Из угла, из лежака скрипучий голос:
— Кого нечиста сила принесла?
Дядько Тюльман, бессменный конюх. Валялся он обычно на сене, спал до одури, накрывшись кожухом с головой, или
Коротконогий мужичонка с сердитыми ершистыми усами, он был знаменит тем, что поменялся с другом своим, дядьком Трофимом, женами. Высокая, сухая, с узкими поджатыми губами жена Тюльмана — великая постница — безо всякого перешла к Трофиму. И стала жить с ним. Забежит домой, свою девочку обиходит — и на новое хозяйство. А жена Трофима — по соседям, чуть ли не волосы рвет на себе, кричит, что руки на себя наложит от стыда, сыну шесть лет, никому его не отдаст.
Тюльман и Трофим, подвыпив, верные уговору, связали ее и отнесли в хату к новому мужу. Она окно разбила, убежала, скиталась по чужим дворам.
Потом как-то получилось так, что вернулась она в свою хату. У Трофима оказалось две хозяйки, а Тюльман куковал один, потому что и дочка перешла к матери. Кинулся к другу-приятелю: «Верни жену!» Тот: «Бери». Посмеивается себе, одна жена в одной половине хаты, другая — в другой, его «султаном» начали звать. Тюльман тянуть свою жену домой, не идет. С топором за ней гонялся. В лозняке с дочкой отсиживалась. Трофим и тот к родственникам подальше от греха забежал. Все знали: в гневе Тюльман мог совершить что угодно.
Ни силой, ни добром ничего не добился Тюльман, пришлось ему в сельраду жаловаться. Приезжал дядько Микола Бессараб, неизвестно как разбирался, но закончилось тем, что жена Тюльмана переселилась в пустовавшую хату напротив прежнего своего двора, а к мужу не вернулась. Согласилась корову доить, в хате прибирать. Вот Тюльмана и определили в конюхи, дома, мол, все равно нечего делать ни днем, ни ночью…

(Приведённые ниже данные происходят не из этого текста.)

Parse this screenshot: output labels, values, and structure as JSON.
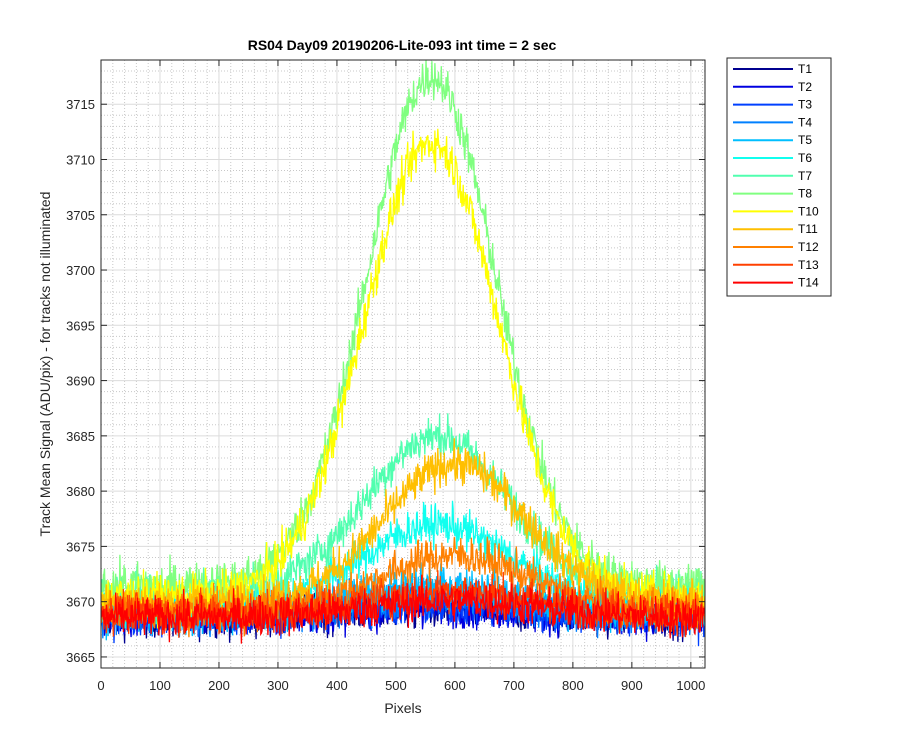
{
  "chart_data": {
    "type": "line",
    "title": "RS04 Day09 20190206-Lite-093 int time = 2 sec",
    "xlabel": "Pixels",
    "ylabel": "Track Mean Signal (ADU/pix) - for tracks not illuminated",
    "xlim": [
      0,
      1024
    ],
    "ylim": [
      3664,
      3719
    ],
    "xticks": [
      0,
      100,
      200,
      300,
      400,
      500,
      600,
      700,
      800,
      900,
      1000
    ],
    "yticks": [
      3665,
      3670,
      3675,
      3680,
      3685,
      3690,
      3695,
      3700,
      3705,
      3710,
      3715
    ],
    "grid": true,
    "minor_grid": true,
    "legend_position": "outside-top-right",
    "series": [
      {
        "name": "T1",
        "color": "#00008f",
        "baseline": 3668.6,
        "peak": 0.8,
        "center": 560,
        "width": 300,
        "noise": 1.3
      },
      {
        "name": "T2",
        "color": "#0000e0",
        "baseline": 3668.6,
        "peak": 0.9,
        "center": 560,
        "width": 300,
        "noise": 1.3
      },
      {
        "name": "T3",
        "color": "#0040ff",
        "baseline": 3668.7,
        "peak": 1.0,
        "center": 560,
        "width": 300,
        "noise": 1.3
      },
      {
        "name": "T4",
        "color": "#0080ff",
        "baseline": 3668.8,
        "peak": 1.5,
        "center": 560,
        "width": 300,
        "noise": 1.3
      },
      {
        "name": "T5",
        "color": "#00bfff",
        "baseline": 3669.0,
        "peak": 2.5,
        "center": 570,
        "width": 280,
        "noise": 1.3
      },
      {
        "name": "T6",
        "color": "#10ffef",
        "baseline": 3670.0,
        "peak": 7.0,
        "center": 570,
        "width": 250,
        "noise": 1.3
      },
      {
        "name": "T7",
        "color": "#50ffaf",
        "baseline": 3671.0,
        "peak": 14.0,
        "center": 570,
        "width": 250,
        "noise": 1.3
      },
      {
        "name": "T8",
        "color": "#80ff80",
        "baseline": 3671.5,
        "peak": 46.0,
        "center": 560,
        "width": 230,
        "noise": 1.4
      },
      {
        "name": "T10",
        "color": "#ffff00",
        "baseline": 3670.5,
        "peak": 41.0,
        "center": 560,
        "width": 240,
        "noise": 1.4
      },
      {
        "name": "T11",
        "color": "#ffbf00",
        "baseline": 3670.0,
        "peak": 12.5,
        "center": 600,
        "width": 250,
        "noise": 1.3
      },
      {
        "name": "T12",
        "color": "#ff8000",
        "baseline": 3669.2,
        "peak": 5.0,
        "center": 600,
        "width": 260,
        "noise": 1.3
      },
      {
        "name": "T13",
        "color": "#ff4000",
        "baseline": 3669.0,
        "peak": 2.0,
        "center": 600,
        "width": 280,
        "noise": 1.3
      },
      {
        "name": "T14",
        "color": "#ff0000",
        "baseline": 3668.6,
        "peak": 1.5,
        "center": 600,
        "width": 300,
        "noise": 1.3
      }
    ]
  }
}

Алешу Тюльман привечал. Даровой помощник. «Палочку — мени, а работа — тоби!» Странный смех у него был, будто кашлял он. В те времена выход на работу отмечали «палочкой» — трудоднем. Алеша — совок в руку, метелку — в другую, лошадь справит свое дело, он сразу подберет. «Як в аптеке», — одобрял Тюльман из своего угла. Захочешь — можешь почистить лошадей. Скребницу на руку, щетку — в другую, и пошел драить. Пыль танцует в лучиках света, серая смирная кобыла благодарно обнюхивает тебя.
Приходилось Тюльману подниматься, когда наступало время поить коней, задавать сено. Приходили на помощь и другие мужики-дневальные. Становилось шумно, весело. Кони ржали, узнавали прежних хозяев.
Алеша вместе со всеми. Набирал, сколько обеими руками захватит, уткнется в сено и будто в лето попадет, в пору сенокоса: горчит полынком, сладковато тянет клевером, и вдруг пробьется освежающее дыхание мяты. Конь потянется, на ходу норовит ухватить. Прикрикнет грозно Алеша: «Не балуй! Посунься, гнидый!» И сено — в ясли…
Нет, совсем другая жизнь пошла с колхозом. Вместе оно действительно веселее!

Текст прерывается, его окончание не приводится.